Thursday, November 6, 2008

The Other & Her Valley That I Almost Got Stuck In


A good friend pointed out a few interesting things about the character of Ms. *.*.* . I mean already knew she had minimal self respect but when a grown man pointed it out to me, It just became more real.

What kind of woman stays with, or rather attempts to stay with, a man who...I'll leave that one blank for the sake of maintaining privacy.

What kind of woman stays with a man when she knows she's being cheated on?
She told me herself she knew (and not just about me), and yet, she stayed. lol it's just nuts- avoidable heartbreak and instead she dives head first in.

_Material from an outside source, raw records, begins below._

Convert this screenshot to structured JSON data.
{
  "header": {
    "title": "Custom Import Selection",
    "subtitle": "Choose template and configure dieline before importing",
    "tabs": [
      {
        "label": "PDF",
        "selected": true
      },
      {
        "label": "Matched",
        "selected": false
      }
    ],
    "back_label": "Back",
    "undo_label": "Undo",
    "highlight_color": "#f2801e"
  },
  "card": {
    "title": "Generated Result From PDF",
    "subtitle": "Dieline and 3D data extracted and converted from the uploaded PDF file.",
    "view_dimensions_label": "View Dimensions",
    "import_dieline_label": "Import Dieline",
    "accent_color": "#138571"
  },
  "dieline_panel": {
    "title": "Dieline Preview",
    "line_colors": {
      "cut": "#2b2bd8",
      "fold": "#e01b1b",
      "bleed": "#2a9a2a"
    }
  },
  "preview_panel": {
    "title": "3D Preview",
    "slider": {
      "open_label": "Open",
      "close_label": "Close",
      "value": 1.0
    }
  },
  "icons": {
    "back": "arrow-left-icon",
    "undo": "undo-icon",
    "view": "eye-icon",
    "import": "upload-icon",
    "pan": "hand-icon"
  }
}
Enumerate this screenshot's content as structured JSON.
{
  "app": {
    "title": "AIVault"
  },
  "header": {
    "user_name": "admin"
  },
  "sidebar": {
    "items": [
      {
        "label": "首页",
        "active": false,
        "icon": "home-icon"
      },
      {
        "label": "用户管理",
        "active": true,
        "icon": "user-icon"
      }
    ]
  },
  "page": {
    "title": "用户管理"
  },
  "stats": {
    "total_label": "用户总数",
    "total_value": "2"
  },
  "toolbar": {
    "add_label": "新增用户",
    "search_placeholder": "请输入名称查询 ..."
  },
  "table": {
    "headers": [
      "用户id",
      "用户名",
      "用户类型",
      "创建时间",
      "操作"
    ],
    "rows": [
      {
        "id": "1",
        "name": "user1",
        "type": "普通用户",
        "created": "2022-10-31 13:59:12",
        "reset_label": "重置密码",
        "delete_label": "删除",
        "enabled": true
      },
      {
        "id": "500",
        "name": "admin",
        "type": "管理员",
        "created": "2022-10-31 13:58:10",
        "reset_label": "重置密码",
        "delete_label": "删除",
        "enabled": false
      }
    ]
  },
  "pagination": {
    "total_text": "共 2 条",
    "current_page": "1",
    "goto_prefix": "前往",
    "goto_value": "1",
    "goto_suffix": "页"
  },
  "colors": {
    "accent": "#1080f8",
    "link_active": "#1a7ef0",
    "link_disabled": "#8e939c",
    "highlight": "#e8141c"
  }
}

His answer, at first, sounded harsh, but I completely agree with him, now that I've pondered it. His answer is:

A Pathetic One. Now normally I'd laugh after this, but it's a serious matter. What if there are more and more black women out there like her- women willing to share a man?!? Women willing to have that man in their life in any possible capacity, no matter how detrimental it is for them. It sickens me. I figured that perhaps I was wrong in having a problem with him talking to her. But a MAN provided me with confirmation that I wasn't. He wondered what kind of woman *.*.* must be to not have a problem with it? Pathetic, Horny, Lonely, Clingy or just Stupid? These are the adjectives he threw out. I don't agree with all of those adjectives, but I continued to listen to his perspective. He said that if this situation had occurred and he was the man involved he would want to drop her because he couldn't respect a woman that didn't respect herself. However, he also said, how stupid would he be to leave a woman who would accept any behaviour from him and just let it slide?

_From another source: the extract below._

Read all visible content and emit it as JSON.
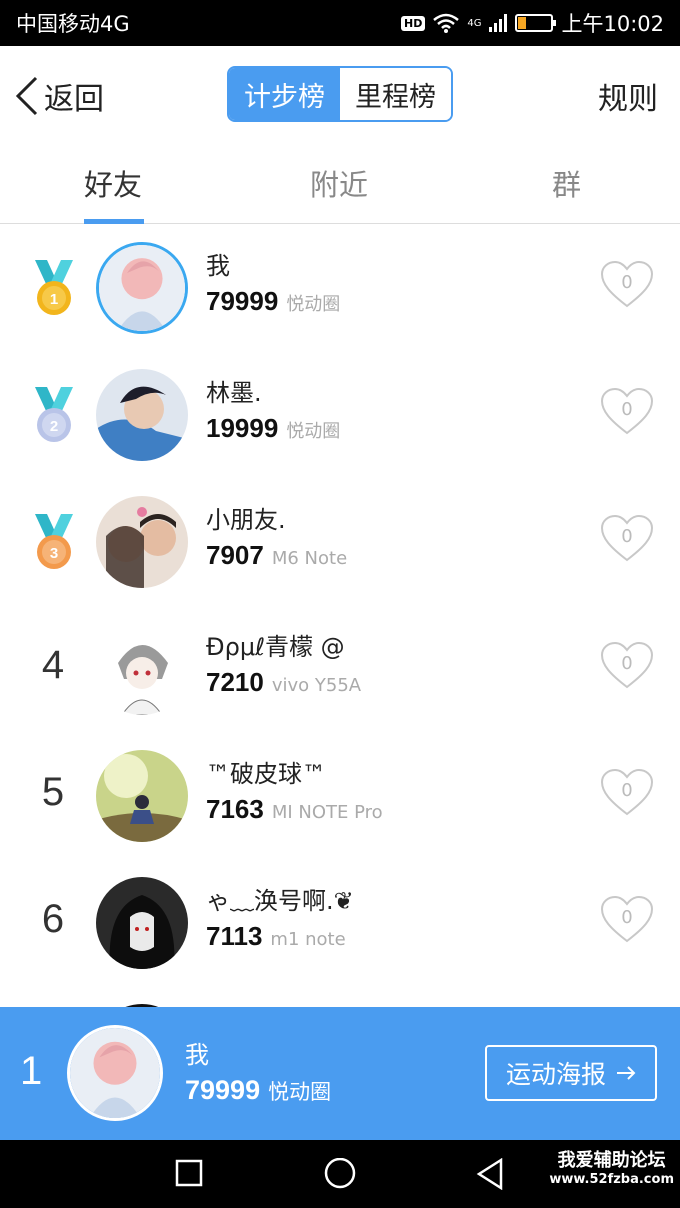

I chuckled as I mused over his statements and propositions. He was right. What man would let go of a woman that, not only enjoyed relations with other women, but also one that he could cheat on and go back to all the time? One that he knew would always be there with open arms.

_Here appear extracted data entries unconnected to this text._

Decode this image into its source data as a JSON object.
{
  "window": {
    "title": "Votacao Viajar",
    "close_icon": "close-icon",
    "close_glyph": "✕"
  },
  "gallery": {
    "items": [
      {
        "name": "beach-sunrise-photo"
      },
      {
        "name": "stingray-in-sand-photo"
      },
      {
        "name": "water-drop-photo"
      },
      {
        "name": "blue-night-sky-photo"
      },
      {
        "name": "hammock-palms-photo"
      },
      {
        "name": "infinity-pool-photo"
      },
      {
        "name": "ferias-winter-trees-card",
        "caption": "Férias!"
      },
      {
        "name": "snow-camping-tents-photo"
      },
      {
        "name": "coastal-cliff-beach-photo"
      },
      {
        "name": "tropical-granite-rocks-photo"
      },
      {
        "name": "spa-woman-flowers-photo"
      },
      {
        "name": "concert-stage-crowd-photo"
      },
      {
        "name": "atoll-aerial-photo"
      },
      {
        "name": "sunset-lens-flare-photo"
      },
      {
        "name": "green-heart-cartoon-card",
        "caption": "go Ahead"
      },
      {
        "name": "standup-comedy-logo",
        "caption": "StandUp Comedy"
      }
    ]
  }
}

He went on to note, however, that *.*.* was not yet a woman because she still doesn't know how to put herself in pain for a season so that she may be free for a lifetime. I couldn't disagree with him for the latter half- delay of self gratification is a major mark of maturity. My laughter ceased when he furthered to say that I nearly put myself on her level- that scared me. It truly did. The fact, the sheer thought, that I almost belittled myself for this man. It's one thing to forgive a mistake and be willing to move forward; it's another to not put any restraint on it. I told him one thing, after ALL he did, I only had 1 condition: Stop talking to her- a friendship with her is inappropriate. He couldn't even do that for me. Well, he did at first, but it didn't last (as previously mentioned, not even a week!). I need a man willing to suffer for me- especially when he has caused me much suffering and pain. I need a man willing to progress with ME into the future, not try and stick with sidelines from his past.

He is Not that man. He doesn't want to be.

I am still excited about the trip. I discovered I know more people out there than I thought. I am also excited because it will finally be closure. I'm the type of person that needs that.

What I've just said may sound austere, but honestly, I am praying for her. She's young and another man, just like him, could easily charm her into whatever situation. Though they both deny it, she is still pursuing him. I'm fine with that- I don't chase what's mines, it chases me. LoL, haughty I know, but I speak the truth- ask anyone.
Actually, I believe when 2 people are meant for each other, they naturally pursue each other. It should not be one sided.

In the words of Rachel, I wish her bluebirds in the spring to give her heart a song to sing. I wish her love. I wish her blessings. No malicious feelings here.
Maybe she and I can become friends, and perhaps we can learn from each other.